Photograph taken in Bellefontaine Cemetery by Paul Piaget, Library of Congress Photographs & Prints Collection, HABS MO, 96-SALU, 84-3.
Acid rain has dripped over the cusp of Capt. Isaiah Sellers’ tombstone and melted him like a Popsicle, erasing his beard and eroding his eyes to sockets. In life, he was 6-foot-2, red-faced, straight-backed, dark-haired, fond of sleeping, and impossible to wake. A young Samuel Clemens, apprenticing under Sellers as a cub pilot, got a boot in the face trying to rouse him for third watch. That boot, according to Capt. “Alligator” Jack Downing, was made of glistening patent leather, part of an ensemble Sellers sported “at all hours”: a fine formal suit, silk derby hat, starched collar, and “one of those old-fashioned high black satin stocks in which he could scarcely turn his head.” Sellers became a celebrity for piloting between St. Louis and New Orleans nearly 500 times without an accident, and began writing for newspapers. In May 7, 1959, he published a short item in New Orleans’ True Delta, predicting flooding on Canal Street.

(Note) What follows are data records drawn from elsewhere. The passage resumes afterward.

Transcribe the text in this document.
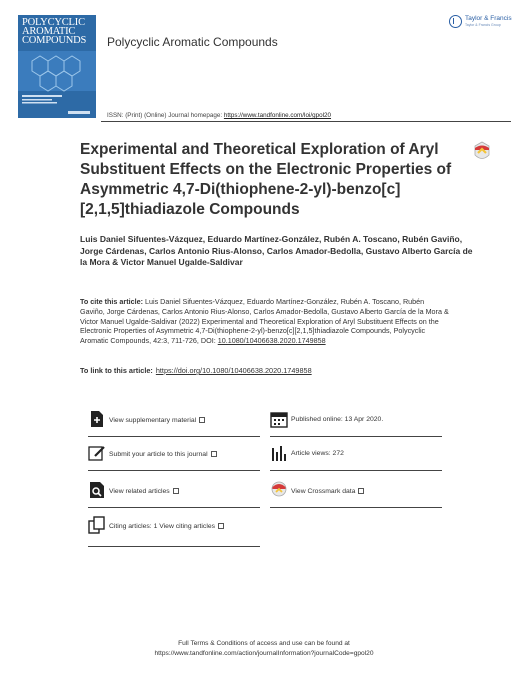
POLYCYCLIC
AROMATIC
COMPOUNDS Polycyclic Aromatic Compounds
Taylor & Francis
Taylor & Francis Group
ISSN: (Print) (Online) Journal homepage: https://www.tandfonline.com/loi/gpol20
Experimental and Theoretical Exploration of Aryl Substituent Effects on the Electronic Properties of Asymmetric 4,7-Di(thiophene-2-yl)-benzo[c][2,1,5]thiadiazole Compounds

Luis Daniel Sifuentes-Vázquez, Eduardo Martínez-González, Rubén A. Toscano, Rubén Gaviño, Jorge Cárdenas, Carlos Antonio Rius-Alonso, Carlos Amador-Bedolla, Gustavo Alberto García de la Mora & Victor Manuel Ugalde-Saldivar

To cite this article: Luis Daniel Sifuentes-Vázquez, Eduardo Martínez-González, Rubén A. Toscano, Rubén Gaviño, Jorge Cárdenas, Carlos Antonio Rius-Alonso, Carlos Amador-Bedolla, Gustavo Alberto García de la Mora & Victor Manuel Ugalde-Saldivar (2022) Experimental and Theoretical Exploration of Aryl Substituent Effects on the Electronic Properties of Asymmetric 4,7-Di(thiophene-2-yl)-benzo[c][2,1,5]thiadiazole Compounds, Polycyclic Aromatic Compounds, 42:3, 711-726, DOI: 10.1080/10406638.2020.1749858

To link to this article: https://doi.org/10.1080/10406638.2020.1749858
View supplementary material	Published online: 13 Apr 2020.
Submit your article to this journal	Article views: 272
View related articles	View Crossmark data
Citing articles: 1 View citing articles
Full Terms & Conditions of access and use can be found at
https://www.tandfonline.com/action/journalInformation?journalCode=gpol20
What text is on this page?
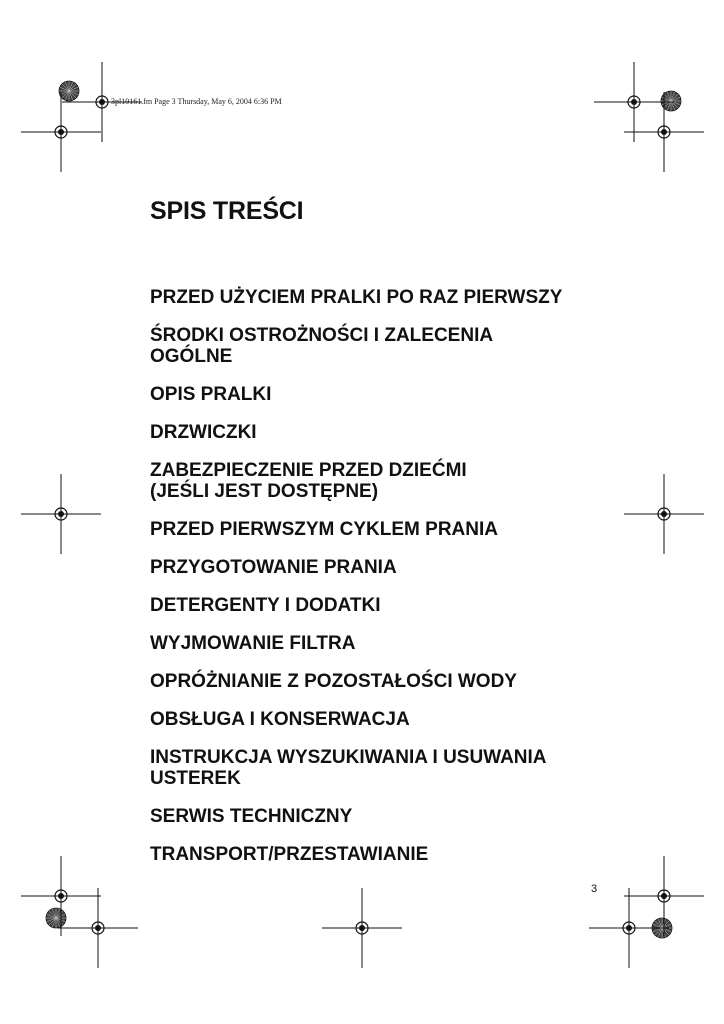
3pl10161.fm Page 3 Thursday, May 6, 2004 6:36 PM
SPIS TREŚCI
PRZED UŻYCIEM PRALKI PO RAZ PIERWSZY
ŚRODKI OSTROŻNOŚCI I ZALECENIA
OGÓLNE
OPIS PRALKI
DRZWICZKI
ZABEZPIECZENIE PRZED DZIEĆMI
(JEŚLI JEST DOSTĘPNE)
PRZED PIERWSZYM CYKLEM PRANIA
PRZYGOTOWANIE PRANIA
DETERGENTY I DODATKI
WYJMOWANIE FILTRA
OPRÓŻNIANIE Z POZOSTAŁOŚCI WODY
OBSŁUGA I KONSERWACJA
INSTRUKCJA WYSZUKIWANIA I USUWANIA
USTEREK
SERWIS TECHNICZNY
TRANSPORT/PRZESTAWIANIE
3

Ten days later, “Sergeant Fathom,” of “Railroad Line steamer Trombone,” published a 1,102-word response in the Crescent, lampooning Sellers’ style, which was as florid as his complexion. “Fathom” was actually Clemens, still smarting from that kick to the nose.
Sellers was devastated by the satire. “He had never been held up to ridicule before,” Clemens wrote later. “He was sensitive, and he never got over the hurt which I had wantonly and stupidly inflicted upon his dignity.” Sellers, before his death, took revenge by telling reporters that after two years on his riverboat, Clemens still “knew no more of the river than a six-months-old baby.” And Clemens in turn repented for ruining Sellers’ writing career—by usurping his pen name, Mark Twain.